Note that DES - now seen as insecure - is breakable within an hour using a supercomputer. Ciphers with key lengths of 128 bits or greater are effectively unbreakable using modern processing power.
While symmetric encryption uses the same key for encryption and decryption, asymmetric encryption uses two keys: one for encryption and the other for decryption. The two keys are paired together mathematically such that if one key encrypts a message, only the other key can decrypt it.
To communicate using asymmetric encryption, a user must first generate a pair of keys. The public key can be sent to other users, while the private key must be known only to the user. A user might have a collection of public keys, one for each user with whom they communicate regularly.
If Bob wants to send a private message to Alice, Bob must first obtain Alice's public key. With Alice's public key in hand, Bob encrypts his message to Alice using an asymmetric encryption algorithm such as [RSA](https://en.wikipedia.org/wiki/RSA_(cryptosystem)). Bob then transmits the ciphertext to Alice, which she can decrypt using her private key.
The public key in public-key encryption is genuinely public. Any user can broadcast their public key to the world for any other user to consume. Although this approach is very convenient, it has a significant weakness: any user can forge such a public announcement.
For example, an attacker can pretend to be Bob and send a public key to Alice. When she goes to send a message to the real Bob using the imposter's key, the attacker can intercept and decrypt the message. If Bob discovers that an attacker is forging his identity, he can send Alice his real public key, but a better solution to the problem is one that prevents the forgery in the first place.

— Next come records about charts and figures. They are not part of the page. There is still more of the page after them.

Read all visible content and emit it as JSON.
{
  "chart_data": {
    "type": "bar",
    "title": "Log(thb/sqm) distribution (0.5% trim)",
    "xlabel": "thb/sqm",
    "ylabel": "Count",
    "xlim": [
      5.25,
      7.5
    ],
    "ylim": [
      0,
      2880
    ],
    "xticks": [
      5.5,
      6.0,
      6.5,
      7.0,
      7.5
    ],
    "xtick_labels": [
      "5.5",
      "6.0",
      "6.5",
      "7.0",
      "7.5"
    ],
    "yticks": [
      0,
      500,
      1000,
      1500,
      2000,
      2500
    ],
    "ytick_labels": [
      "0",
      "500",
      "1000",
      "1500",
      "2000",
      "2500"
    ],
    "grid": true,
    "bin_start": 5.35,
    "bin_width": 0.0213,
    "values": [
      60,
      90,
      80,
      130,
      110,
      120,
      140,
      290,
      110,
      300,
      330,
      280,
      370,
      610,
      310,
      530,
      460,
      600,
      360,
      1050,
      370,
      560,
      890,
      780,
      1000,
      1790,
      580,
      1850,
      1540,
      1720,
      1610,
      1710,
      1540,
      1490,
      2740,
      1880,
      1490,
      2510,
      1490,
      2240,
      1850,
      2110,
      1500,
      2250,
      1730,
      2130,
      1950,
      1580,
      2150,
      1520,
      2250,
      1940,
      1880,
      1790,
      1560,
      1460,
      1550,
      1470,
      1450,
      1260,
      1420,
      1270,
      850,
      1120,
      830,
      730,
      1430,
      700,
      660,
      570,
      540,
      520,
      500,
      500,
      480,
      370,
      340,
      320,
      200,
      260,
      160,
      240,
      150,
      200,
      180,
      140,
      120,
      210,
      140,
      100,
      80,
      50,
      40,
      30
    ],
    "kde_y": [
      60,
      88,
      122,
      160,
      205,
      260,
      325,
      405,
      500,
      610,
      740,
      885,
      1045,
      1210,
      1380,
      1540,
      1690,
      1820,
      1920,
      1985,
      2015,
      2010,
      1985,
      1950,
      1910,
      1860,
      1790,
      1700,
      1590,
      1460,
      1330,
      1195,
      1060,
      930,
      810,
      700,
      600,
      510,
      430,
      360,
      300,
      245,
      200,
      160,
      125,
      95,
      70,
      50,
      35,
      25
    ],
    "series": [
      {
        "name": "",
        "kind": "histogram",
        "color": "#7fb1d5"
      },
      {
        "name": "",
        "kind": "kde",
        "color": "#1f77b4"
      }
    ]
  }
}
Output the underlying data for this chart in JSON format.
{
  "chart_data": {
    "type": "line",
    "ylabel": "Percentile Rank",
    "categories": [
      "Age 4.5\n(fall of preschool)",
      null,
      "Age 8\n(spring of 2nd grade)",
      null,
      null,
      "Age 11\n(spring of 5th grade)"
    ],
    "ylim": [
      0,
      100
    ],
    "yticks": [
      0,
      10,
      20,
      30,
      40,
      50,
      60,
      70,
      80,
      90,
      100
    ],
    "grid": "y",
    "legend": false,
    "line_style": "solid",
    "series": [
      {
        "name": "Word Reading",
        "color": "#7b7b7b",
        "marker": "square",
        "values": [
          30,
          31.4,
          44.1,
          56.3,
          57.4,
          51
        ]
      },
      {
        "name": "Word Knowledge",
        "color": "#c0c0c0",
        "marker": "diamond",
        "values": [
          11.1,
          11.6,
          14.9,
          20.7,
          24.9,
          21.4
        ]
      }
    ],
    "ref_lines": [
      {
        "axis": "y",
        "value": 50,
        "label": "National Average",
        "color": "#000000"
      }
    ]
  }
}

Bob can prevent the forgery by obtaining a public key certificate from a certification authority (CA). Bob can contact the CA and provide them with his authentication information, such as his driver's license or his user id, as well as his public key.

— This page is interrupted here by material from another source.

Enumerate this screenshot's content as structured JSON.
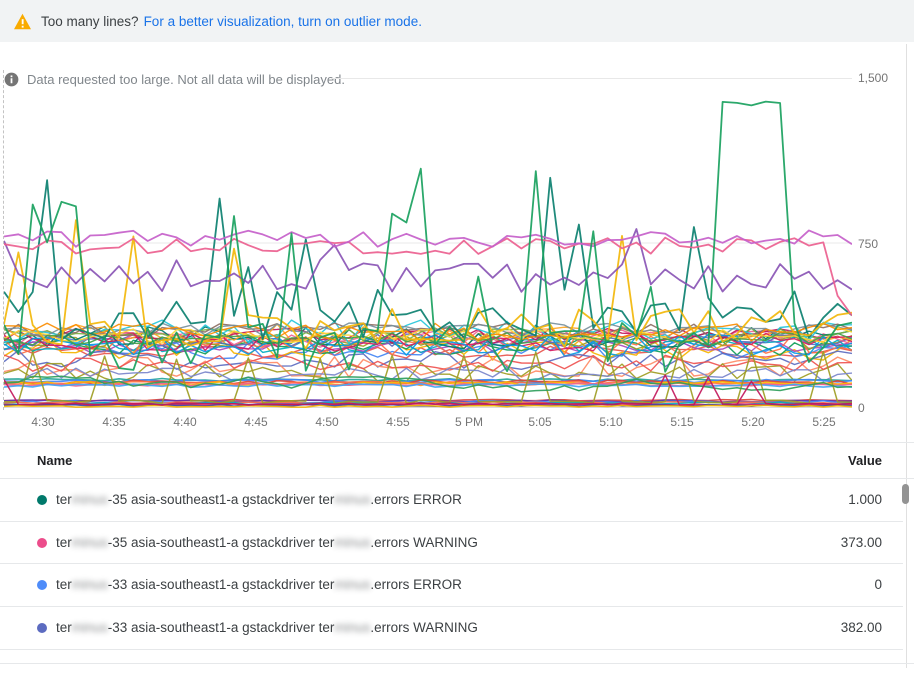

The CA then constructs Bob's certificate using his identification, his public key, and some other information, such as the period of validity for the certificate. Finally, the CA hashes and signs this information with their private key and then appends this hash to the certificate.
Now Bob can send his public key certificate to Alice. When Alice receives the certificate, she can extract the key as well as the information about Bob and the certificate itself. Alice can then hash the certificate and use the CA's public key to decrypt the signed, appended hash. If the two hashes match, she can be sure that no one has tampered with the certificate.
The underlying assumption is that the CA is a trusted party by everyone involved. In practice, the CA is a well-known company, such as VeriSign, Microsoft, Google, or Apple. Their public keys are already in your software - such as your browser - so they can automatically validate certificates that they have signed.
Public-key encryption is typically used to establish a symmetric key, which is then used to encrypt subsequent communications amongst parties.
Suppose Alice and Bob wish to communicate securely.
Alice first creates a random symmetric key that she wants to share with Bob and encrypts her message to Bob using this key. She then encrypts the symmetric key with Bob's public key and transmits a digital envelope containing both the message and the encrypted key to Bob.
When Bob receives the envelope, he can use his private key to decrypt the encrypted symmetric key. With the decrypted key in hand, he can decrypt the actual message from Alice.